The first part of its scientific name, Cinchona, honours Ana de Osorio, Countess of Chinchón and wife of the viceroy of Peru. The (somewhat questionable) legend claims that in 1638 she was cured of terrible fever attacks by the bark of the Cinchona shrub. She then introduced the medicine in her native Spain in 1640. The second part officinalis, is easy to explain: it is from the Latin word officium, which literally means 'work-doing'. At the root of the word lies the word opus ('work'). It explains that the plant is used for '(medical) work'. The English word 'office' still attests to that old meaning. The second part of the other species, ledgeriana, honours Charles Ledger (1818-1905), born in England and who became an alpaca farmer in Peru. He became known for his studies on quinine. For the record: in Quechua, the native language of the Incas, the medicinal bark was called kina kina. In the Portuguese language that word was transcribed as quinaquina ('bark of the barks') and from that 'our' word quinine originated.

It were in particular Jesuit priests who were responsible for a rapid distribution of the quinine in the expanding world. After all, they had established outposts and most of them were situated in tropical regions where malaria was a major burden upon society. It was because of this that the remedy was often called Polvo de los Jesuitos ('Jesuits Powder').
Because of the ever increasing popularity of the drug, shortages arose. The entrepreneurial spirit of the Dutch immediately saw a business opportunity. Dozens of boxes filled with quinine seeds were illegally exported from Bolivia. The cargo was escorted by several Dutch warships and was eventually unloaded in the port of Bandoeng on the island of Java in the Dutch East Indies. The first seedlings were planted in 1855. Some ten years later, the site turned out a perfect choice. Eventually the estates in Java yielded about 90% of global production of quinine. The Second World War changed it all. The Japanese kept operating the estates and the factory, but destroyed all trees on the estates at the very end of the war, leaving ruin in their wake.
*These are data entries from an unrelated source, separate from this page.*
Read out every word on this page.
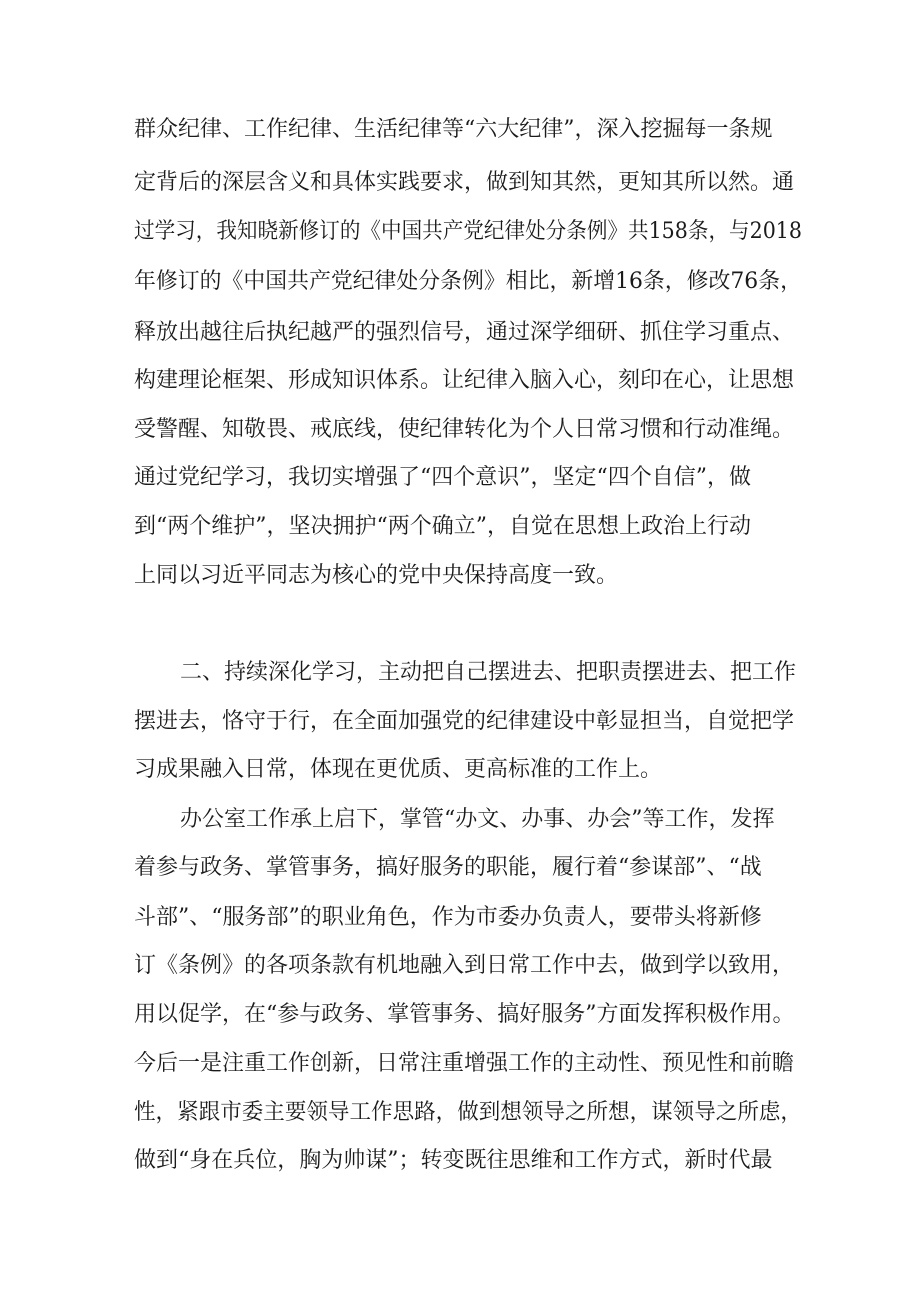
群众纪律、工作纪律、生活纪律等“六大纪律”，深入挖掘每一条规

定背后的深层含义和具体实践要求，做到知其然，更知其所以然。通

过学习，我知晓新修订的《中国共产党纪律处分条例》共158条，与2018

年修订的《中国共产党纪律处分条例》相比，新增16条，修改76条，

释放出越往后执纪越严的强烈信号，通过深学细研、抓住学习重点、

构建理论框架、形成知识体系。让纪律入脑入心，刻印在心，让思想

受警醒、知敬畏、戒底线，使纪律转化为个人日常习惯和行动准绳。

通过党纪学习，我切实增强了“四个意识”，坚定“四个自信”，做

到“两个维护”，坚决拥护“两个确立”，自觉在思想上政治上行动

上同以习近平同志为核心的党中央保持高度一致。

二、持续深化学习，主动把自己摆进去、把职责摆进去、把工作

摆进去，恪守于行，在全面加强党的纪律建设中彰显担当，自觉把学

习成果融入日常，体现在更优质、更高标准的工作上。

办公室工作承上启下，掌管“办文、办事、办会”等工作，发挥

着参与政务、掌管事务，搞好服务的职能，履行着“参谋部”、“战

斗部”、“服务部”的职业角色，作为市委办负责人，要带头将新修

订《条例》的各项条款有机地融入到日常工作中去，做到学以致用，

用以促学，在“参与政务、掌管事务、搞好服务”方面发挥积极作用。

今后一是注重工作创新，日常注重增强工作的主动性、预见性和前瞻

性，紧跟市委主要领导工作思路，做到想领导之所想，谋领导之所虑，

做到“身在兵位，胸为帅谋”；转变既往思维和工作方式，新时代最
The "Bandoengsche Quinine Factory N.V." on the Indonesian island of Java still exists, though the factory was nationalized in 1958 and is now called the Kimia Farma Quinine Plant.

Quinine is also used to flavor all kinds of beverages. Quinine is a well-known flavour component of tonic water and bitter lemon. According to tradition, the bitter taste of antimalarial quinine tonic led British colonials in India to mix it with gin, thus creating the iconic gin and tonic cocktail, which is still popular today in many parts of the world. Quinine is also used to spice some Italian and Spanish wines.

As you see, the differences between a spice and a medicine can be very minute.